Excellent way of describing the difference of the systems. I would also add the ability of accurate focus across nearly all the sensor area. With the Sony A9 for example, 693 phase-detection autofocus points offering 93% frame coverage. The ability to hit nearly any part of the frame and keep it in focus is amazing technology.AFMA can be a pain, but once done for a particular body/lens combo it works fairly well without needing to be redone very much, particularly for primes.
The real advantage of main sensor based AF over dedicated AF sensor based PDAF is that it's right at all subject distances if the camera optically confirms AF rather than only confirming the lens moved the instructed amount (which is what the most advanced PDAF systems do when shooting fast bursts). By the time the lens has moved, the mirror is already swinging up again and the lens position is measured by position sensors rather than optically. But some DSLMs also do not wait to optically confirm AF before resetting the shutter curtains to take the next frame in a fast burst. That's why some DSLMs also have forms of micro adjustment - to calibrate the lens' AF position sensor(s).

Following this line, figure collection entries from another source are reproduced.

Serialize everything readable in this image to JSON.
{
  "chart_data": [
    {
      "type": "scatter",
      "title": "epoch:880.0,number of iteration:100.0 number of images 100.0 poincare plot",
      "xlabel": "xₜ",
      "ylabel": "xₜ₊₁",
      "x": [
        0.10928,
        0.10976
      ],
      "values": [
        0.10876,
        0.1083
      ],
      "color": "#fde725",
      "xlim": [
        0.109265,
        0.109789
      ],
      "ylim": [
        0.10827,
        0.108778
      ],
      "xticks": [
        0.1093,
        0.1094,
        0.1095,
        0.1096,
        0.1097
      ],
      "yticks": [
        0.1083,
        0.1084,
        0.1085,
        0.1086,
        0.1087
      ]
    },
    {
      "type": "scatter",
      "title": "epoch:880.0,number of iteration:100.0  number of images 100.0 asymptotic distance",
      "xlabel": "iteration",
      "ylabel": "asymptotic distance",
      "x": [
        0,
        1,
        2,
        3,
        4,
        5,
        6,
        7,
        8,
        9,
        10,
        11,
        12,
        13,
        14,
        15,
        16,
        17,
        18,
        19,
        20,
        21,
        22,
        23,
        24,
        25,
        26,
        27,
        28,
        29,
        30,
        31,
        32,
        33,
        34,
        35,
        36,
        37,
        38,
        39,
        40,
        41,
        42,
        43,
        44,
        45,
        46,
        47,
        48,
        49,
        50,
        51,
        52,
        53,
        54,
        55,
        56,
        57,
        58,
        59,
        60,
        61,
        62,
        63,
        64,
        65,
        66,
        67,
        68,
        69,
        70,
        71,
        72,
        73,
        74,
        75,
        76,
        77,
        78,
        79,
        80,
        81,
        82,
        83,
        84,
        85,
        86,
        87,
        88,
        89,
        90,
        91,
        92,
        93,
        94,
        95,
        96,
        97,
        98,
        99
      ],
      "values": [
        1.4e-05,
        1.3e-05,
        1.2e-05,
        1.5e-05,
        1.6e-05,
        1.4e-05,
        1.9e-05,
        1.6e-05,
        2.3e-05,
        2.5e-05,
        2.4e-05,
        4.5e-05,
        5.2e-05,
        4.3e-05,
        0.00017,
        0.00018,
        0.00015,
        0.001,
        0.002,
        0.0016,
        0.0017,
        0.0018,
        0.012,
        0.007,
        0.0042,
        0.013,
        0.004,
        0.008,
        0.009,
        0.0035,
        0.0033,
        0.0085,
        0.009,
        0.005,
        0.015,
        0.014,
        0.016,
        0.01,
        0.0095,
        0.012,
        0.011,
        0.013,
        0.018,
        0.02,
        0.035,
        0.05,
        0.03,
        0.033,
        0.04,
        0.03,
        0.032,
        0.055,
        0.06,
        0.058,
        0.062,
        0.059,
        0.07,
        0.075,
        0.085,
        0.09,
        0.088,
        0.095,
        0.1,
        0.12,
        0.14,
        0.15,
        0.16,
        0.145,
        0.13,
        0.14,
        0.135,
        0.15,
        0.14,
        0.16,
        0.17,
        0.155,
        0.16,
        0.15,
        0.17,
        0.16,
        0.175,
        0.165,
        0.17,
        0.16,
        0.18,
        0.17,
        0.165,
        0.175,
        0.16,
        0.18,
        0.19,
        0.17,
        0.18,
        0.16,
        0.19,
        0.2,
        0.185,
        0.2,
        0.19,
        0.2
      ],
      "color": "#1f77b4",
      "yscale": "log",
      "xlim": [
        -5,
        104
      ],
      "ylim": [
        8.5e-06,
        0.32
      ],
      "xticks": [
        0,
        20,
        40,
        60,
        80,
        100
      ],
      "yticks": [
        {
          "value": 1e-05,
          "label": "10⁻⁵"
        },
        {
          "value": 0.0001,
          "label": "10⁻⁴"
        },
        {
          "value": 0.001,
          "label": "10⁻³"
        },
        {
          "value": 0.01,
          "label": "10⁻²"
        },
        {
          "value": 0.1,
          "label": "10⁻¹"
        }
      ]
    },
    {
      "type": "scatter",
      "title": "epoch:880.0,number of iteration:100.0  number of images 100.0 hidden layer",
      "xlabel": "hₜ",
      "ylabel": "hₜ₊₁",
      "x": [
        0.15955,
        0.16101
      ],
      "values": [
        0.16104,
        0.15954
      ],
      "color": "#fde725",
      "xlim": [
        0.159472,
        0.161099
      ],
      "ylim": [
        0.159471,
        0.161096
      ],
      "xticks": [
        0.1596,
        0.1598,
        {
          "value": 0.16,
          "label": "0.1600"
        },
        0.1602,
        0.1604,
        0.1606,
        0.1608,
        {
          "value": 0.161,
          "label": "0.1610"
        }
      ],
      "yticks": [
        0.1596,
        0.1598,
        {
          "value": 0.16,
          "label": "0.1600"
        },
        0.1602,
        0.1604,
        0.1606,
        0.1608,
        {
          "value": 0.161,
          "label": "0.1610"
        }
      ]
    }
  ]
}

You can't use a DSLR in Live View with your eye to a viewfinder.
You can use a DSLM with your eye to an EVF.
There's still a fundamental difference there. Sometimes camera stability is critical in an environment where using a tripod is not practical or even possible.
Maybe there is someone somewhere that does it that way, but I know of no pro or even advanced amateur who uses a rear LCD screen to shoot sports/action stills.